Hi, I'm trying to unmask a package which has the following template: name-1.0_p20160101 It was possible to keyword such packages with the following line in the previous releases: =category/name-1.0_p2016* However, it stopped working with the latest stable portage. I am not able to find a relevant documentation. Could you help to clarify is that a bug? If not, how the asterisk sign can be used in this case? I really want to keywords such packages based on a year or month. Thank you.
(In reply to Anton Bolshakov from comment #0) > I am not able to find a relevant documentation. Could you help to clarify is > that a bug? It's a result of the "fix" for bug 560466, which cause the operator to only match on boundaries between version parts. > If not, how the asterisk sign can be used in this case? The closest thing would be >=category/name-1.0_p20160101 > I really want to keywords such packages based on a year or month. You could ask the ebuild maintainer to split the versions like _p2016_p0101 or something like that, so there's a boundary there.
interesting. First of all, the suggested _p2016_p0101 looks completely weird, so let's not go there. I think the main problem is that "*" operates with a string but it is getting applied against a number which is basically a hack. The bug #560466 changed that behaviour and it acts more like "~>" operator in ruby: Gentoo: (=2.3*) Ruby "~>2.3.0" "equal to 2.3.0 or greater than 2.3.0, but less than 2.4.0" However, it will not allow to specify ~>2.3.2 logic.

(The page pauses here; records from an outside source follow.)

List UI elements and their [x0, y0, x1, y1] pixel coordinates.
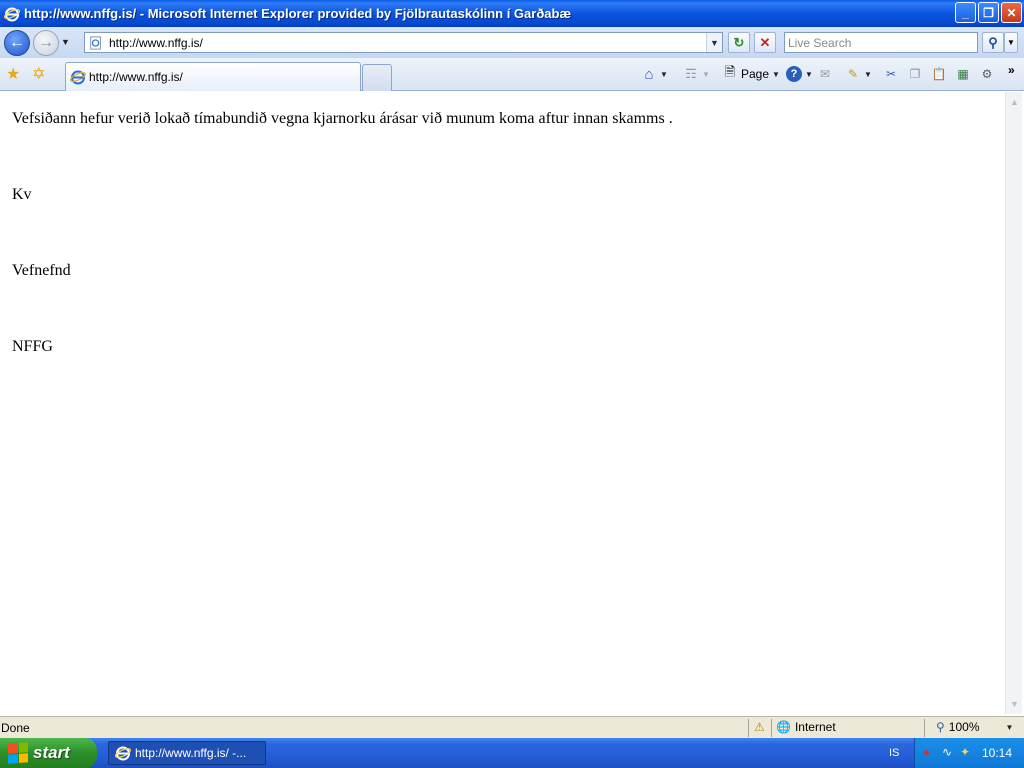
start-label: start	[33, 743, 70, 762]
more-commands-chevron[interactable]: »	[1008, 61, 1015, 79]
network-icon[interactable]: ●	[923, 745, 939, 761]
refresh-button[interactable]: ↻	[728, 32, 750, 53]
scroll-up-arrow[interactable]: ▲	[1007, 94, 1022, 110]
status-text: Done	[1, 721, 30, 735]
start-button[interactable]: start	[0, 738, 97, 768]
scissors-icon: ✂	[885, 67, 897, 81]
ie-icon	[70, 70, 86, 85]
page-menu-label: Page	[741, 67, 770, 81]
tools-icon: ▦	[957, 67, 969, 81]
clipboard-icon: 📋	[931, 67, 947, 81]
window-title: http://www.nffg.is/ - Microsoft Internet…	[24, 6, 572, 21]
security-zone[interactable]: 🌐 Internet	[776, 720, 836, 734]
ie-icon	[4, 7, 20, 21]
chevron-down-icon: ▼	[864, 69, 872, 79]
favorites-star-icon[interactable]: ★	[6, 64, 20, 84]
title-bar: http://www.nffg.is/ - Microsoft Internet…	[0, 0, 1024, 27]
ie-page-icon	[90, 35, 101, 50]
zoom-icon: ⚲	[936, 720, 945, 734]
scroll-down-arrow[interactable]: ▼	[1007, 696, 1022, 712]
copy-button[interactable]: ❐	[907, 65, 923, 83]
signature-organization: NFFG	[12, 338, 53, 355]
cut-button[interactable]: ✂	[883, 65, 899, 83]
magnifier-icon: ⚲	[988, 34, 998, 50]
address-field[interactable]: http://www.nffg.is/ ▼	[84, 32, 723, 53]
ie-icon	[115, 746, 131, 761]
globe-icon: 🌐	[776, 720, 791, 734]
stop-button[interactable]: ✕	[754, 32, 776, 53]
windows-logo-icon	[8, 742, 28, 764]
forward-arrow-icon: →	[38, 34, 54, 51]
zone-label: Internet	[794, 720, 836, 734]
status-bar: Done ⚠ 🌐 Internet ⚲ 100% ▼	[0, 716, 1024, 738]
zoom-level: 100%	[948, 720, 980, 734]
page-content: Vefsiðann hefur verið lokað tímabundið v…	[1, 92, 1005, 714]
restore-button[interactable]: ❐	[978, 2, 999, 23]
zoom-control[interactable]: ⚲ 100% ▼	[936, 720, 1013, 734]
page-icon: 🗎	[724, 64, 736, 79]
refresh-icon: ↻	[733, 34, 745, 50]
vertical-scrollbar[interactable]: ▲ ▼	[1005, 92, 1022, 714]
add-favorites-icon[interactable]: ✡	[32, 64, 45, 84]
clock: 10:14	[981, 746, 1012, 760]
chevron-down-icon: ▼	[702, 69, 710, 79]
forward-button[interactable]: →	[33, 30, 59, 56]
search-button[interactable]: ⚲	[982, 32, 1004, 53]
edit-button[interactable]: ✎ ▼	[845, 65, 872, 83]
back-arrow-icon: ←	[9, 34, 25, 51]
back-button[interactable]: ←	[4, 30, 30, 56]
taskbar: start http://www.nffg.is/ -... IS ● ∿ ✦ …	[0, 738, 1024, 768]
taskbar-window-label: http://www.nffg.is/ -...	[135, 746, 247, 760]
signature-committee: Vefnefnd	[12, 262, 71, 279]
home-button[interactable]: ⌂ ▼	[641, 65, 668, 83]
close-button[interactable]: ✕	[1001, 2, 1022, 23]
chevron-down-icon: ▼	[660, 69, 668, 79]
search-options-dropdown[interactable]: ▼	[1004, 32, 1018, 53]
taskbar-window-item[interactable]: http://www.nffg.is/ -...	[108, 741, 266, 765]
tools-button[interactable]: ▦	[955, 65, 971, 83]
pencil-icon: ✎	[847, 67, 859, 81]
address-url: http://www.nffg.is/	[109, 35, 203, 50]
chevron-down-icon: ▼	[772, 69, 780, 79]
divider	[924, 719, 925, 737]
tray-app-icon[interactable]: ✦	[960, 745, 976, 761]
paste-button[interactable]: 📋	[931, 65, 947, 83]
divider	[771, 719, 772, 737]
search-input[interactable]: Live Search	[784, 32, 978, 53]
notice-text: Vefsiðann hefur verið lokað tímabundið v…	[12, 110, 673, 127]
system-tray: ● ∿ ✦ 10:14	[914, 738, 1024, 768]
help-button[interactable]: ? ▼	[786, 65, 813, 83]
help-icon: ?	[786, 66, 802, 82]
mail-icon: ✉	[819, 67, 831, 81]
minimize-button[interactable]: _	[955, 2, 976, 23]
page-menu-button[interactable]: 🗎 Page ▼	[722, 64, 780, 83]
tab-command-bar: ★ ✡ http://www.nffg.is/ ⌂ ▼ ☶ ▼ 🗎 Page ▼…	[0, 58, 1024, 91]
greeting-text: Kv	[12, 186, 32, 203]
history-dropdown[interactable]: ▼	[61, 37, 70, 47]
window-controls: _ ❐ ✕	[955, 2, 1022, 23]
home-icon: ⌂	[644, 65, 654, 83]
stop-icon: ✕	[759, 34, 771, 50]
volume-icon[interactable]: ∿	[942, 745, 958, 761]
new-tab-button[interactable]	[362, 64, 392, 91]
tab-label: http://www.nffg.is/	[89, 70, 183, 84]
language-indicator[interactable]: IS	[889, 747, 899, 759]
divider	[748, 719, 749, 737]
copy-icon: ❐	[909, 67, 921, 81]
research-button[interactable]: ⚙	[979, 65, 995, 83]
chevron-down-icon: ▼	[1005, 722, 1014, 732]
chevron-down-icon: ▼	[805, 69, 813, 79]
address-dropdown[interactable]: ▼	[706, 33, 722, 52]
tab-nffg[interactable]: http://www.nffg.is/	[65, 62, 361, 91]
security-icon: ⚠	[754, 720, 765, 734]
mail-button[interactable]: ✉	[817, 65, 833, 83]
research-icon: ⚙	[981, 67, 993, 81]
rss-feed-icon: ☶	[685, 66, 697, 81]
feeds-button[interactable]: ☶ ▼	[683, 65, 710, 83]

(In reply to Anton Bolshakov from comment #2) > I think the main problem is that "*" operates with a string "*" is only a mnemonic to shell globbing. It operates as the implementation defines it to operate. > but it is getting applied against a number which is basically a hack. Even worse, it is applied on a _version_ number which in general can be written as various different string representations. The previous implementation was a not officially documented huge list of hacks and exception and was not useful in many cases. I am very glad that this is now standardized officially (and in a manner appropriate for a version number instead of a string, even if it violates some expectation; but every agreement will violate some expectation). > Gentoo: (=2.3*) > Ruby "~>2.3.0" "equal to 2.3.0 or greater than 2.3.0, but less than 2.4.0" Not exactly: 2.3_alpha would also be matched, although it is lower than 2.3 (not to mention that 2.3.0 is _strictly_ greater than 2.3; even 2.3.0_alpha lies strictly in-between.)